Former Windsor Spitfire Claude Julien Named Head Coach of Team Canada for 2022 Beijing Olympics
Editor’s note: In the first of a two-part feature, John Humphrey looks at the playing career of Claude Julien, the head coach of the Canadian men’s hockey team at the upcoming 2022 Winter Olympics that start next month
The man given the daunting task of serving as head coach of the Canadian men’s hockey team at the upcoming Beijing Olympics is a former Windsor Spitfire who played parts of three seasons here decades ago.
Sixty-year-old Claude Julien, who had an extensive minor pro hockey career as a player and a couple of brief stints in the National Hockey League with the Quebec Nordiques (now Colorado Avalanche) before moving into coaching, was named to the post earlier this month. Retired NHL star Shane Doan was named Team Canada’s general manager.
The pair were named to their respective positions suddenly after the NHL backed out of an agreement to send its players to the Olympics last month.

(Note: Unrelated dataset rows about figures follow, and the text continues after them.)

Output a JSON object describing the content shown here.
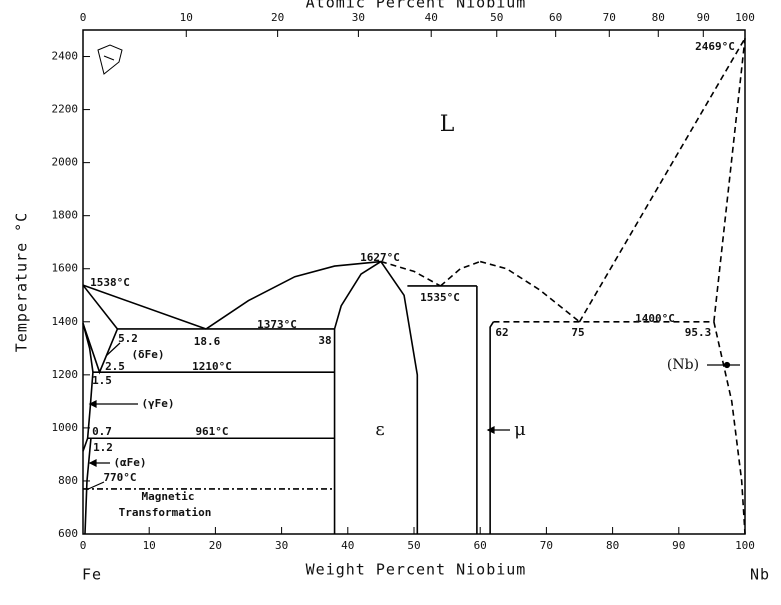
{
  "chart_data": {
    "type": "line",
    "xlabel": "Weight Percent Niobium",
    "x2label": "Atomic Percent Niobium",
    "ylabel": "Temperature °C",
    "x_left_label": "Fe",
    "x_right_label": "Nb",
    "xlim": [
      0,
      100
    ],
    "xticks": [
      0,
      10,
      20,
      30,
      40,
      50,
      60,
      70,
      80,
      90,
      100
    ],
    "x2ticks": [
      {
        "value": 0,
        "label": "0"
      },
      {
        "value": 15.6,
        "label": "10"
      },
      {
        "value": 29.4,
        "label": "20"
      },
      {
        "value": 41.6,
        "label": "30"
      },
      {
        "value": 52.6,
        "label": "40"
      },
      {
        "value": 62.5,
        "label": "50"
      },
      {
        "value": 71.4,
        "label": "60"
      },
      {
        "value": 79.5,
        "label": "70"
      },
      {
        "value": 86.9,
        "label": "80"
      },
      {
        "value": 93.7,
        "label": "90"
      },
      {
        "value": 100,
        "label": "100"
      }
    ],
    "ylim": [
      600,
      2500
    ],
    "yticks": [
      600,
      800,
      1000,
      1200,
      1400,
      1600,
      1800,
      2000,
      2200,
      2400
    ],
    "series": [
      {
        "color": "#000",
        "dash": "solid",
        "x": [
          0,
          18.6
        ],
        "values": [
          1538,
          1373
        ]
      },
      {
        "color": "#000",
        "dash": "solid",
        "x": [
          18.6,
          25,
          32,
          38,
          45
        ],
        "values": [
          1373,
          1480,
          1570,
          1610,
          1627
        ]
      },
      {
        "color": "#000",
        "dash": "dashed",
        "x": [
          45,
          50,
          54
        ],
        "values": [
          1627,
          1590,
          1535
        ]
      },
      {
        "color": "#000",
        "dash": "dashed",
        "x": [
          54,
          57,
          60
        ],
        "values": [
          1535,
          1600,
          1627
        ]
      },
      {
        "color": "#000",
        "dash": "dashed",
        "x": [
          60,
          64,
          69,
          75
        ],
        "values": [
          1627,
          1600,
          1520,
          1400
        ]
      },
      {
        "color": "#000",
        "dash": "dashed",
        "x": [
          75,
          100
        ],
        "values": [
          1400,
          2469
        ]
      },
      {
        "color": "#000",
        "dash": "dashed",
        "x": [
          95.3,
          100
        ],
        "values": [
          1400,
          2469
        ]
      },
      {
        "color": "#000",
        "dash": "solid",
        "x": [
          5.2,
          38
        ],
        "values": [
          1373,
          1373
        ]
      },
      {
        "color": "#000",
        "dash": "dashed",
        "x": [
          62,
          95.3
        ],
        "values": [
          1400,
          1400
        ]
      },
      {
        "color": "#000",
        "dash": "solid",
        "x": [
          49,
          59.5
        ],
        "values": [
          1535,
          1535
        ]
      },
      {
        "color": "#000",
        "dash": "solid",
        "x": [
          38,
          38,
          39,
          42,
          45
        ],
        "values": [
          600,
          1373,
          1460,
          1580,
          1627
        ]
      },
      {
        "color": "#000",
        "dash": "solid",
        "x": [
          45,
          48.5,
          50.5,
          50.5
        ],
        "values": [
          1627,
          1500,
          1200,
          600
        ]
      },
      {
        "color": "#000",
        "dash": "solid",
        "x": [
          59.5,
          59.5
        ],
        "values": [
          600,
          1535
        ]
      },
      {
        "color": "#000",
        "dash": "solid",
        "x": [
          61.5,
          61.5,
          62
        ],
        "values": [
          600,
          1380,
          1400
        ]
      },
      {
        "color": "#000",
        "dash": "dashed",
        "x": [
          95.3,
          98,
          99.5,
          100
        ],
        "values": [
          1400,
          1100,
          800,
          600
        ]
      },
      {
        "color": "#000",
        "dash": "solid",
        "x": [
          1.5,
          38
        ],
        "values": [
          1210,
          1210
        ]
      },
      {
        "color": "#000",
        "dash": "solid",
        "x": [
          0.7,
          38
        ],
        "values": [
          961,
          961
        ]
      },
      {
        "color": "#000",
        "dash": "dashdot",
        "x": [
          0,
          38
        ],
        "values": [
          770,
          770
        ]
      },
      {
        "color": "#000",
        "dash": "solid",
        "x": [
          0,
          1,
          1.5,
          1.1,
          0.7,
          0
        ],
        "values": [
          1394,
          1300,
          1210,
          1080,
          961,
          912
        ]
      },
      {
        "color": "#000",
        "dash": "solid",
        "x": [
          0,
          2.5,
          5.2
        ],
        "values": [
          1394,
          1210,
          1373
        ]
      },
      {
        "color": "#000",
        "dash": "solid",
        "x": [
          0,
          5.2
        ],
        "values": [
          1538,
          1373
        ]
      },
      {
        "color": "#000",
        "dash": "solid",
        "x": [
          1.2,
          0.6,
          0.3
        ],
        "values": [
          961,
          800,
          600
        ]
      }
    ],
    "annotations": [
      "L",
      "1538°C",
      "1627°C",
      "1535°C",
      "1373°C",
      "1400°C",
      "2469°C",
      "18.6",
      "38",
      "62",
      "75",
      "95.3",
      "5.2",
      "2.5",
      "1.5",
      "(δFe)",
      "1210°C",
      "(γFe)",
      "0.7",
      "961°C",
      "1.2",
      "(αFe)",
      "770°C",
      "Magnetic",
      "Transformation",
      "ε",
      "μ",
      "(Nb)"
    ]
  }
}
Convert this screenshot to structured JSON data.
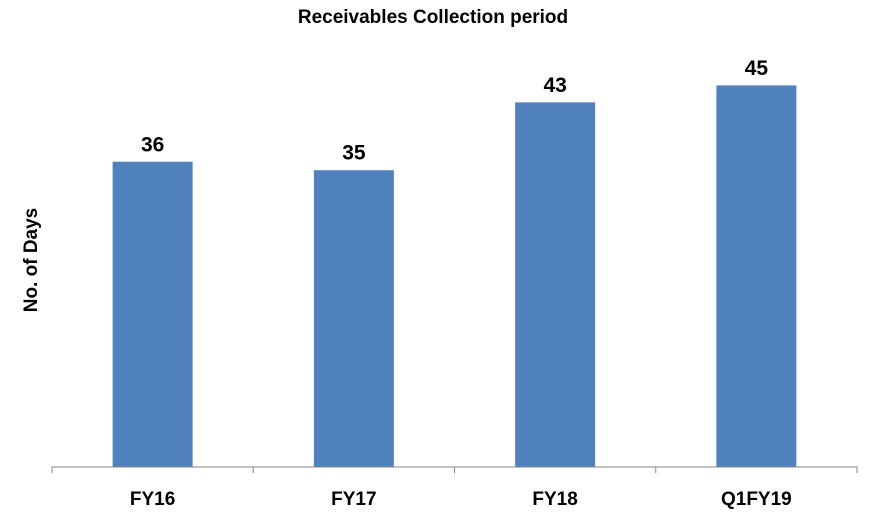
{
  "chart_data": {
    "type": "bar",
    "title": "Receivables Collection  period",
    "y_label": "No. of Days",
    "categories": [
      "FY16",
      "FY17",
      "FY18",
      "Q1FY19"
    ],
    "values": [
      36,
      35,
      43,
      45
    ],
    "color": "#4f81bd",
    "ylim": [
      0,
      50
    ]
  }
}
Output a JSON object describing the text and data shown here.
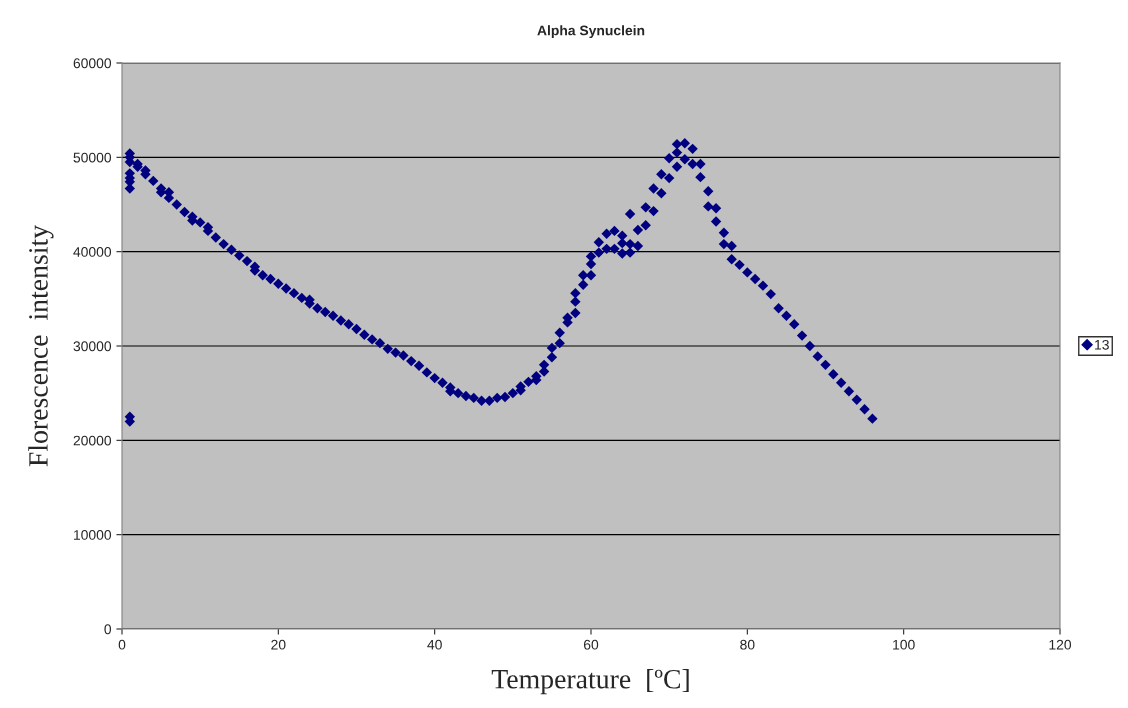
{
  "chart_data": {
    "type": "scatter",
    "title": "Alpha Synuclein",
    "xlabel": "Temperature  [ºC]",
    "ylabel": "Florescence  intensity",
    "xlim": [
      0,
      120
    ],
    "xticks": [
      0,
      20,
      40,
      60,
      80,
      100,
      120
    ],
    "ylim": [
      0,
      60000
    ],
    "yticks": [
      0,
      10000,
      20000,
      30000,
      40000,
      50000,
      60000
    ],
    "grid": "y",
    "legend": "right",
    "marker": "diamond",
    "series": [
      {
        "name": "13",
        "color": "#000080",
        "x": [
          1,
          1,
          1,
          1,
          1,
          1,
          1,
          1,
          1,
          2,
          2,
          3,
          3,
          4,
          5,
          5,
          6,
          6,
          7,
          8,
          9,
          9,
          10,
          11,
          11,
          12,
          13,
          14,
          15,
          16,
          17,
          17,
          18,
          19,
          20,
          21,
          22,
          23,
          24,
          24,
          25,
          26,
          27,
          28,
          29,
          30,
          31,
          32,
          33,
          34,
          35,
          36,
          37,
          38,
          39,
          40,
          41,
          42,
          42,
          43,
          44,
          45,
          46,
          47,
          48,
          49,
          50,
          51,
          51,
          52,
          53,
          53,
          54,
          54,
          55,
          55,
          56,
          56,
          57,
          57,
          58,
          58,
          58,
          59,
          59,
          60,
          60,
          60,
          61,
          61,
          62,
          62,
          63,
          63,
          64,
          64,
          64,
          65,
          65,
          65,
          66,
          66,
          67,
          67,
          68,
          68,
          69,
          69,
          70,
          70,
          71,
          71,
          71,
          72,
          72,
          73,
          73,
          74,
          74,
          75,
          75,
          76,
          76,
          77,
          77,
          78,
          78,
          79,
          80,
          81,
          82,
          83,
          84,
          85,
          86,
          87,
          88,
          89,
          90,
          91,
          92,
          93,
          94,
          95,
          96
        ],
        "values": [
          50400,
          50000,
          49500,
          48300,
          47800,
          47400,
          46700,
          22500,
          22000,
          49300,
          49000,
          48600,
          48200,
          47500,
          46700,
          46300,
          46300,
          45700,
          45000,
          44200,
          43700,
          43300,
          43100,
          42600,
          42200,
          41500,
          40800,
          40200,
          39600,
          39000,
          38400,
          38000,
          37500,
          37100,
          36600,
          36100,
          35600,
          35100,
          34900,
          34500,
          34000,
          33600,
          33200,
          32700,
          32300,
          31800,
          31200,
          30700,
          30300,
          29700,
          29300,
          29000,
          28400,
          27900,
          27200,
          26600,
          26100,
          25600,
          25200,
          25000,
          24700,
          24500,
          24200,
          24200,
          24500,
          24600,
          25000,
          25700,
          25300,
          26200,
          26400,
          26800,
          27300,
          28000,
          28800,
          29800,
          30300,
          31400,
          32500,
          33000,
          33500,
          34700,
          35600,
          36500,
          37500,
          37500,
          38700,
          39500,
          39900,
          41000,
          40300,
          41900,
          40300,
          42200,
          39800,
          40900,
          41700,
          39900,
          40800,
          44000,
          40600,
          42300,
          42800,
          44700,
          44300,
          46700,
          46200,
          48200,
          47800,
          49900,
          49000,
          50500,
          51400,
          49800,
          51500,
          49300,
          50900,
          47900,
          49300,
          44800,
          46400,
          43200,
          44600,
          40800,
          42000,
          39200,
          40600,
          38600,
          37800,
          37100,
          36400,
          35500,
          34000,
          33200,
          32300,
          31100,
          30000,
          28900,
          28000,
          27000,
          26100,
          25200,
          24300,
          23300,
          22300
        ]
      }
    ]
  }
}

Julien, who was a hard rock defenceman who has had considerable offensive scoring ability in his junior hockey days with the Windsor Spitfires was acquired by the Spits early in the 1978-79 Ontario Major Junior A Hockey League (OMJHL – now OHL) in a trade with the Oshawa Generals.
Julien came to Windsor along with fellow blueliner Vic Morin in a deal that saw rearguard Jim Mellon move to Oshawa.
Then Spitfires head coach and general manager Wayne Maxner made the deal, essentially, to shore up a defence corps that included star rookie rearguard J.P. Leroux, who scored 19 goals and added 41 assists in his 64 games. The diminutive Leroux, who stood a mere five-foot-three while weighing 156 pounds.
Julien scored six goals and added 20 while picking up 69 minutes in penalties in his first season in Windsor and was named team captain of the 1979-80 Spitfires, a clear indication of both his leadership and playing skills, before the start of his second (and only full) season with the Spitfires. He was again a top four defenceman for the Spitfires, along with Morin,
The Spitfires finished the ’79-’80 regular season in first place with 36-31-1 record and won the grouping in the playoffs before bowing out in the OMJHL championship in four straight games to the Peterborough Petes, who were the defending Memorial Cup champions and coached by future NHL bench boss Mike Keenan.
Julien finished the ’79-’80 season in Windsor by scoring 14 goals and adding 37 assists, along with 148 penalty minutes while playing in all 68 regular season games.
Despite a stellar season while captaining the Spitfires, he was overlooked in the 1980 NHL Entry Draft and Julien returned to Windsor for his third – and overage – season with the Spitfires. After once again being named team captain, Julien played in just three games before signing as a free agent with the Port Huron Flags of the International Hockey League. The IHL, which then had its head office in the Medical Arts building on the corner of Ouellette Avenue and Erie Street that is now home to Windsor and Essex County Health Unit, at the time was regarded as a tough guy league where games often featured more fights than goals.
Julien went on to play semi pro hockey in addition to a handful of games with the Nordiques before turning to coaching as a new career.